We've also learned that they have personal kinespheres, just like people do, and once you learn their comfortable space bubble, you can use their flock instincts, and some cooked corn, to get them to go where you want them to (mostly). This morning we had our first real success, getting them out of the brooder in the greenhouse, and outside to the pyramid without any real snags. This is the first morning they are out there early, rather than later, and with any luck, we'll get them into their coop tonight.

A couple of weeks before lockdowns and social distancing began, eight ducklings arrived at our local post office and I got a call from the postmaster, Fran, to come "pick up your box full of chirps." We've been fortunate for the past two months to be preoccupied with ducklings. We were not prepared for the constant stream of care required, or the endless questioning over brooder light wattage, how to build a secure coop, or what kind of grit is needed for their digestion. But I am glad we've had the vast opportunities for creative problem solving while we've been sheltering in place. It's kept our minds and bodies busy.

I've annoyed countless friends with texts of duck pics (for the record, you really need to proofread your text messages when mentioning ducks). I've hounded my friend Howard, the Animal Whisperer, for advice and guidance.

Ducks grow fast. They are messy. They outgrew everything within a few weeks, and we lost two of them (Moonlight and The Undertoad). They've spent the past few weeks growing in a brooder made out of a livestock waterer, in a corner of the warm greenhouse.

We began to build a coop with supplies picked up, and later had delivered, the chicken wire and two by fours piling up outside our house. We researched, and planned, and neither of us has carpentry skills or any particular spatial genius. We ended up with what I call "Patchy Milatchy," or "The Duck Bunker," or "The Quack Shack."

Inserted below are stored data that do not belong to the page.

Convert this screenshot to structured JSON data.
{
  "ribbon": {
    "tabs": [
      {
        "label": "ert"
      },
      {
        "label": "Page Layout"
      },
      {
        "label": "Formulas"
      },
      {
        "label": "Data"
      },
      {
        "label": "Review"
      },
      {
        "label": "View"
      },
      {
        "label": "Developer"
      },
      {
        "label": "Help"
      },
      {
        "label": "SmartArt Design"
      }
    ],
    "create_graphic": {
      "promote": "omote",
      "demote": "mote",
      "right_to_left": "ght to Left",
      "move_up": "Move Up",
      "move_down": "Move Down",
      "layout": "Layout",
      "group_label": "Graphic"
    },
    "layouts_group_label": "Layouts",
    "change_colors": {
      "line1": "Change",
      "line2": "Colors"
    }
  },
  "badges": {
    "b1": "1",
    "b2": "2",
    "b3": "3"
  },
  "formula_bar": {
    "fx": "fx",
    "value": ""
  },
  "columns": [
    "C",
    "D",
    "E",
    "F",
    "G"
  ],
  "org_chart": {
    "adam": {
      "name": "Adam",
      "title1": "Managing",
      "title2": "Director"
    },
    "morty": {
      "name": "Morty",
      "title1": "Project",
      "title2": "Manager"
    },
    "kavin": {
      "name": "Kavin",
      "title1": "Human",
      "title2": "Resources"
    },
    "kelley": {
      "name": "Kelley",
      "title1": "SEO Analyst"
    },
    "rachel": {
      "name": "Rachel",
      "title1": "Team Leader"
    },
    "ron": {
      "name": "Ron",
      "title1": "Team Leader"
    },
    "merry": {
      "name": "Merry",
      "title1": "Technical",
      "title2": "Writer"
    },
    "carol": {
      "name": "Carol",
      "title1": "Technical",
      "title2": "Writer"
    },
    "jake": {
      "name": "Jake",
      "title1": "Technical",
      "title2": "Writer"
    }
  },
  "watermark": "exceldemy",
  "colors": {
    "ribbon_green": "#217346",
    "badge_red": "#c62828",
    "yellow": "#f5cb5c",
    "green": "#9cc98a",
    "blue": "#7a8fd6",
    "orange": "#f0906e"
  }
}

The whole build was a "it's a learning experience!" of problems overcome with ah-ha solutions. One I applied yesterday. A couple of screws were poking out of the walk-up side of the ramp, so at Dan's suggestion, I grabbed a couple of wine corks and screwed them on. Ingenious.

The coop has to be weasel proof, and it is, we hope. It is so tightly built, that when the wood swells during rainy weather, the door is difficult to shut. It's do-able, and then locked down with two sliding hasps.

We also built a "duck tractor," a moveable safe haven for them to be in while we're not out on the property with them. It's a pyramid, because that was the easiest to build with the materials we had, and also Dan's idea.

I'm not sure what would be out there for them if I was left to my own devices to build something. I found myself outside this week on a sunny day, snagged in a curl of poultry netting, with a handful of those jabby fenceposts at my feet, trying to envision a duck run with the materials we had left over. I gave up. So for now, the ducks will move from their coop to the tractor, or out onto the pond.

My next search string for Google is, "How do you get ducks to come in from swimming on the pond?"